The Chinese Fall In Love With An Old Great Lakes Manufacturi
Deadline Detroit | 2014-01-06 17:23
First came a deal between the Toledo Museum of Art and the Chinese for glass panels. It was kind of embarrassing, because in its industrial heyday, Toledo was known as The Glass City.

But in the seven years since the museum project, Timothy Williams reports in The New York Times that ties between Toledo and China have grown numerous:

*Chinese companies have paid more than $10 million in cash for two local hotels, a restaurant complex and a 69-acre waterfront property.

*Mayor Michael P. Bell has taken four trips to China in four years in search of investors. His business cards are double-sided, in English and Chinese.
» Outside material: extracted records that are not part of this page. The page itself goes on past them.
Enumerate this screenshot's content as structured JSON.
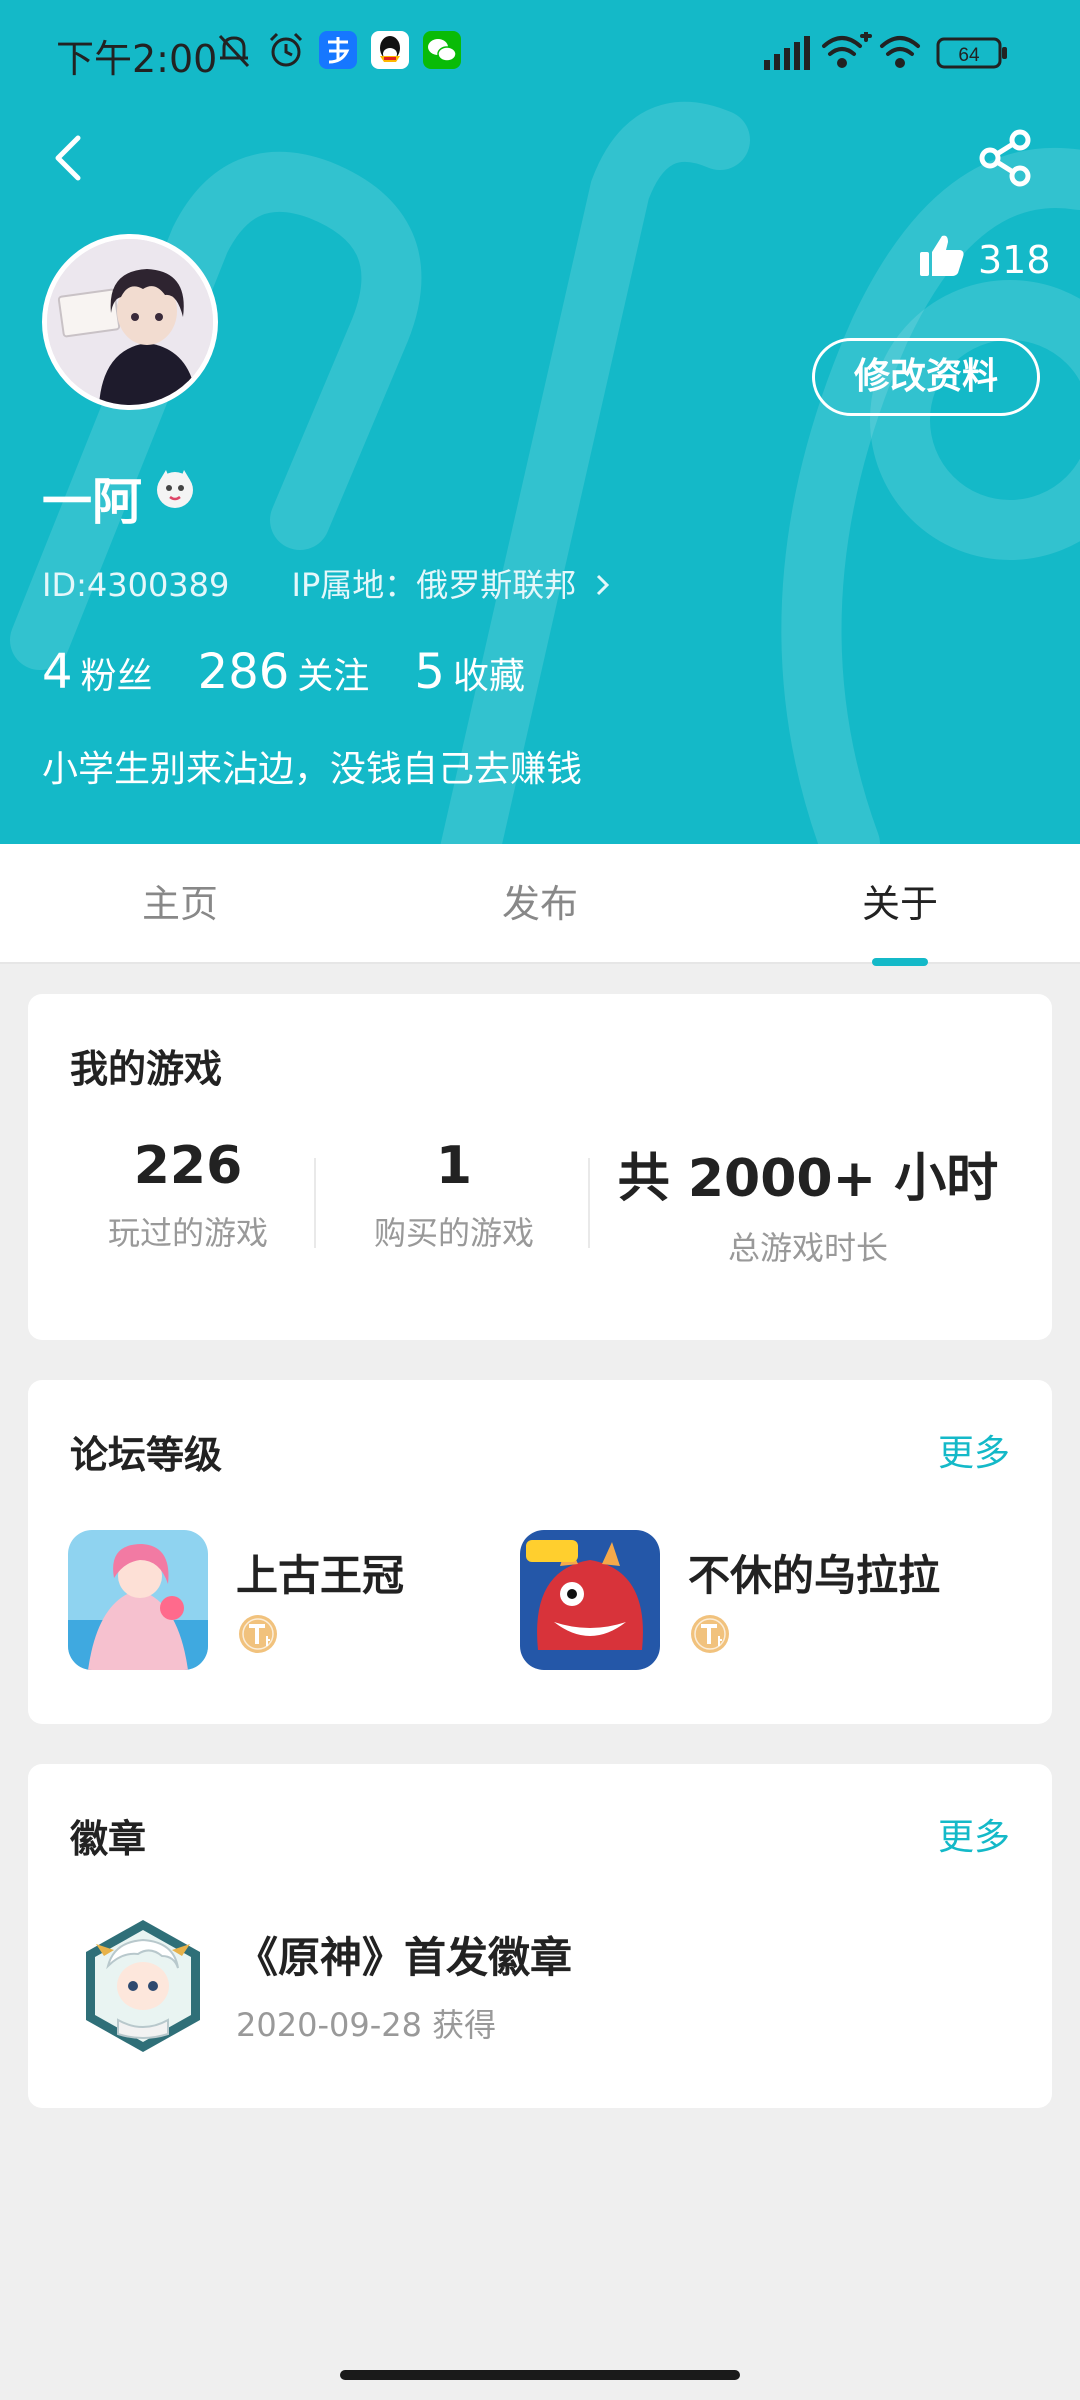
{
  "status_bar": {
    "time": "下午2:00",
    "battery": "64"
  },
  "profile": {
    "likes": "318",
    "edit_label": "修改资料",
    "username": "一阿",
    "id": "ID:4300389",
    "ip": "IP属地：俄罗斯联邦",
    "stats": [
      {
        "num": "4",
        "label": "粉丝"
      },
      {
        "num": "286",
        "label": "关注"
      },
      {
        "num": "5",
        "label": "收藏"
      }
    ],
    "bio": "小学生别来沾边，没钱自己去赚钱"
  },
  "tabs": [
    {
      "label": "主页",
      "active": false
    },
    {
      "label": "发布",
      "active": false
    },
    {
      "label": "关于",
      "active": true
    }
  ],
  "my_games": {
    "title": "我的游戏",
    "stats": [
      {
        "value": "226",
        "label": "玩过的游戏"
      },
      {
        "value": "1",
        "label": "购买的游戏"
      },
      {
        "value": "共 2000+ 小时",
        "label": "总游戏时长"
      }
    ]
  },
  "forum_level": {
    "title": "论坛等级",
    "more": "更多",
    "games": [
      {
        "name": "上古王冠",
        "level": "T4"
      },
      {
        "name": "不休的乌拉拉",
        "level": "T4"
      }
    ]
  },
  "badges": {
    "title": "徽章",
    "more": "更多",
    "items": [
      {
        "name": "《原神》首发徽章",
        "date": "2020-09-28 获得"
      }
    ]
  },
  "colors": {
    "accent": "#14b9c8",
    "background": "#efefef"
  }
}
*Huaqiao University, one of the largest higher-education institutions in China, recently signed an agreement to open a branch in Toledo.

*There have also been preliminary talks between local officials and a Chinese company about an arrangement in which industrial tools would be produced in China, shipped for assembly in Toledo and labeled “made in the U.S.A.,” which would allow them to be sold at a premium.

*Toledo has also reached a deal for rarely seen Chinese antiques to be shown at the museum next year, and there are plans for the city to host a Chinese technology trade fair at its convention center. More than 100 Toledo businesspeople have traveled to China in recent years, and hundreds of Chinese investors have been welcomed in return, treated to special performances by Toledo Symphony Orchestra members.

"For little old Podunk, Ohio, it’s been pretty phenomenal what we’ve been able to do,” Dean Monske, president and chief executive of the Regional Growth Partnership, told Williams.
Detroit, about a 45-minute drive north of Toledo, has seen the beginnings of Chinese investment.

A Chinese company named Dongdu International this year paid a total of $13.6 million for the old Detroit Free Press Building and the David Stott Building.

According to the Christian Science Monitor, Chinese companies have invested about $1 billion in Michigan, according to Gov. Rick Snyder, 95 percent of which is related to the auto industry. Michigan companies exported 22 percent more goods and materials to China in 2012 than in the previous year.